(68d) A Novel Kinetic Model-Based Metabolic Flux Analysis for Antibody Producing Cell Lines

Monoclonal antibodies (MAbs) are significant reagents used extensively in diagnostic assays, therapeutic applications, and in vivo imaging. Mammalian cell cultures have become the favored production hosts for MAbs, since microbial systems are not able to carry out the complex post-translational and functional modifications of these proteins, such as glycosylation. Chinese Hamster Ovary (CHO) cells and hybridoma cells, which share similar metabolic characteristics, have been popular cell types for production of MAbs. The efficient performance of these cell cultures requires highly specialized culture media to enhance MAb yield for in vitro production in view of substantial cell death and reduced MAb productivity due to the variations in culture conditions. Although production practices have been employed for decades, cell kinetics is still under investigation to obtain quantitatively as well as qualitatively cost-effective production strategies. Creating these strategies requires understanding of cell metabolism affected by process dynamics in culture environments.
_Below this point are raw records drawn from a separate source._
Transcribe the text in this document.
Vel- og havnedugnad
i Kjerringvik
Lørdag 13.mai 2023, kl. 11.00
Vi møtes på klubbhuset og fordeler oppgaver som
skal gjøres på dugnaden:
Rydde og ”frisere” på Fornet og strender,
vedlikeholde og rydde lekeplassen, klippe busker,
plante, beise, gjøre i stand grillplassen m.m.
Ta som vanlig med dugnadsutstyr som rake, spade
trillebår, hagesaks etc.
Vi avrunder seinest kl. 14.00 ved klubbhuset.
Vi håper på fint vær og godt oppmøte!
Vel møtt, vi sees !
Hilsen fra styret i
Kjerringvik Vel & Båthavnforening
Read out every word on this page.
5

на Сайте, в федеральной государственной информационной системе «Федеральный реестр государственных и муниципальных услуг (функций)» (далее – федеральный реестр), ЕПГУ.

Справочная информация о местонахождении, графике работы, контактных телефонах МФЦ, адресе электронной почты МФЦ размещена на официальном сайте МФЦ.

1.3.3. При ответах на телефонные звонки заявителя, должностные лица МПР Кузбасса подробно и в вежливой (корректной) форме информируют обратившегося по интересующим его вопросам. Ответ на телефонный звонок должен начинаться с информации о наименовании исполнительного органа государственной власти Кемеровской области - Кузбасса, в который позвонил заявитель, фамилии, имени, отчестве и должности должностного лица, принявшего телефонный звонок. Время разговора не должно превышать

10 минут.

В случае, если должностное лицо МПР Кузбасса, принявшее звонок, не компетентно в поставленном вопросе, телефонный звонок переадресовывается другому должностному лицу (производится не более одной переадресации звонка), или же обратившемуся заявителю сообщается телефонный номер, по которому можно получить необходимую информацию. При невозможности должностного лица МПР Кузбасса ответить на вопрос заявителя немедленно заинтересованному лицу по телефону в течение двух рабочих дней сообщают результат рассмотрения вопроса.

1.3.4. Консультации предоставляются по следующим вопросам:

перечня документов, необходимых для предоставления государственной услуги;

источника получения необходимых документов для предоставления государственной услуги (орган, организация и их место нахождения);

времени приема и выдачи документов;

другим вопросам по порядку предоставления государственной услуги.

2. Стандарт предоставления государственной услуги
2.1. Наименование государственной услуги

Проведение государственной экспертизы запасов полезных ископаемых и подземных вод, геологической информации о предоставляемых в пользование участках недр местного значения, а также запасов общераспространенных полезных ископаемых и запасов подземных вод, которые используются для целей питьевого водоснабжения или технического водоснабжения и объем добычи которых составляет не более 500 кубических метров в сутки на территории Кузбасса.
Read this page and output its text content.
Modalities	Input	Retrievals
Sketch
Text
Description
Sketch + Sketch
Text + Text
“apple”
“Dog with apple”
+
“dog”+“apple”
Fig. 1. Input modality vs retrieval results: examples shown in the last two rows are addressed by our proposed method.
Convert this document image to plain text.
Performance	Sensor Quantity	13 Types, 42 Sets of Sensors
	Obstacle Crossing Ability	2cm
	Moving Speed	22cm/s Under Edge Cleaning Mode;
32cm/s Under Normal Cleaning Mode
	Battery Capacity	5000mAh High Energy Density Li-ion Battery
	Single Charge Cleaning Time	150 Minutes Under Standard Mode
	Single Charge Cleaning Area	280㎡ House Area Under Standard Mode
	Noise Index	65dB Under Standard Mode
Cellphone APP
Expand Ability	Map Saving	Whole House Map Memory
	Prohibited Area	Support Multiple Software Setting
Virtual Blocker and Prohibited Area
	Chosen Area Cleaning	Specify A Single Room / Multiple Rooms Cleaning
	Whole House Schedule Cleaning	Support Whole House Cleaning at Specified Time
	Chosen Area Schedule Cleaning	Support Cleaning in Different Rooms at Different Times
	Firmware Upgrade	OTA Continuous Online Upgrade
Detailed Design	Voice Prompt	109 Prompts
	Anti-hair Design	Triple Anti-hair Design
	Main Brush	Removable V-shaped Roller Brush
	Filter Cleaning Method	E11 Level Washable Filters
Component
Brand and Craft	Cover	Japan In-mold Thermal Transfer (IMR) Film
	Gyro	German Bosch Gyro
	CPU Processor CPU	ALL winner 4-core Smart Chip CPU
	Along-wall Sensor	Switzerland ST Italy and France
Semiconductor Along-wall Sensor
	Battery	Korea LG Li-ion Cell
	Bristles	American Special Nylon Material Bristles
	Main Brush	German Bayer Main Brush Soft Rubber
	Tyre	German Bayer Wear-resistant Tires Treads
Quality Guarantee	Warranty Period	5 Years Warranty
Kinetic models empower us to illustrate quantitative cell growth and metabolic activity, which allows prediction of different cell phenotypes and provides better understanding of cell physiology, which is important in optimization of MAb production in animal cell cultures.

This work presents a new kinetic model of mammalian cell metabolism characterized by a reduced metabolic network developed on the basis of a set of macro-reactions provided by Niu et al. (2013). The model can predict time-dependent concentrations of metabolites, cell growth and productivity over a broad range of culture conditions. The metabolic network is described by 17 macro-reactions, with pyruvate, aspartate and glutamate serving as node metabolites in the network. Glutamine is considered as a regulatory metabolite for GS-CHO cells and determines asparagine utilization route and energetic state of animal cells. The model incorporates energy metabolism in biomass and monoclonal antibody formation. The specific ATP production rate is computed considering the central carbon metabolism and is used for estimation of biomass and MAb synthesis rates. All enzyme catalyzed reactions in the network are described by Michaelis–Menten type rate expressions with concentration dependencies of their precursors and currency metabolites. ATP production by glycolysis and respiratory chain is incorporated. The kinetic model was calibrated for glutamine free and glutamine available cases and validated for fed-batch cultures involving glutamine as the carbon source in the feed. Un-optimized fed-batch culture simulations are discussed for pulsed fed-batch operations and constant feed rate operations. Fed-batch operation with glutamine-free feed media increases the culture longevity and product (MAb) yield. The model predictions are in good agreement with the experimental data reported in the literature.